On Behalf of | Oct 8, 2015 | Business Organizations |

A lot needs to happen when two companies decide to work out a business merger or acquisition. Not only does the a company have to ensure the support of shareholders and get the financial and logistical aspects of such a deal worked out, there are also legal issues that have to be addressed. One specific legal process that has to be engaged is the merger review process.

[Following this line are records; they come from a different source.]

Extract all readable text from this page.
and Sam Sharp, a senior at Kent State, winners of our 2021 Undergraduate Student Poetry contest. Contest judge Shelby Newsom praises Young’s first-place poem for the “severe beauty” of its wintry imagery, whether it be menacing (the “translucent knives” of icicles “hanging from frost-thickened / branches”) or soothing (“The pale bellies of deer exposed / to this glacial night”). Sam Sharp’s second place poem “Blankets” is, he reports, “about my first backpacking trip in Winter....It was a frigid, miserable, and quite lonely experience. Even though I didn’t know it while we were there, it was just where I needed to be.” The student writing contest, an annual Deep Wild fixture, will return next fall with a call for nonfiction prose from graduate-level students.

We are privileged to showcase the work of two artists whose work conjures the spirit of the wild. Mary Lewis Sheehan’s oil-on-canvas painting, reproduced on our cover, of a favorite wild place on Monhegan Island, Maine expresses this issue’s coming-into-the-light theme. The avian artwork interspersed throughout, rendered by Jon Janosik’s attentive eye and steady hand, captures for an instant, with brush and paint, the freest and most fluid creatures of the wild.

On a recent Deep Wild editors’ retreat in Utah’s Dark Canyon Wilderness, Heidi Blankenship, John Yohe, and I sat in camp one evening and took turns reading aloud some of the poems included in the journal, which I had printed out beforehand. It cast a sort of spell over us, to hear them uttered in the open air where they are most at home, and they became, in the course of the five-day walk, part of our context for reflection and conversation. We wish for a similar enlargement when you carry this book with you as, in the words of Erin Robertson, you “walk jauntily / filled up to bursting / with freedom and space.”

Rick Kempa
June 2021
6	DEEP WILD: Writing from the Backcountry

Merger review, which is overseen by the Federal Bureau of Competition, aims to ensure that large companies are not going to threaten competition and gain a monopoly on their market as a result of coming together. In determining the potential threat to competition, the Bureau looks at market dynamics and, if necessary, takes steps to prevent a merger from occurring.

The Merger Review Process involves multiple phases, beginning with filing a notice of the proposed deal. Usually, only companies which have a minimum value and which meet a minimum size must file. The purpose is to provide information about the industry and the businesses. After an antitrust agency is assigned to the review—either the Federal Trade Commission or the Department of Justice—and the agency examines non-public information pertaining to the companies.

Companies under agency scrutiny must go through a waiting period during which the proposal is examined. If the waiting period ends without any objections having been made, companies are free to go forward with the merger, but the reviewing agency may also request additional information or move to halt the transaction where going forward would present major problems with market competition.

When the merger process runs into problems, it is important for companies to know their options and have an advocate to guide them through the process. Working with an experienced business law attorney can help ensure that the merger review process goes as smoothly as possible and that any challenges are effectively addressed.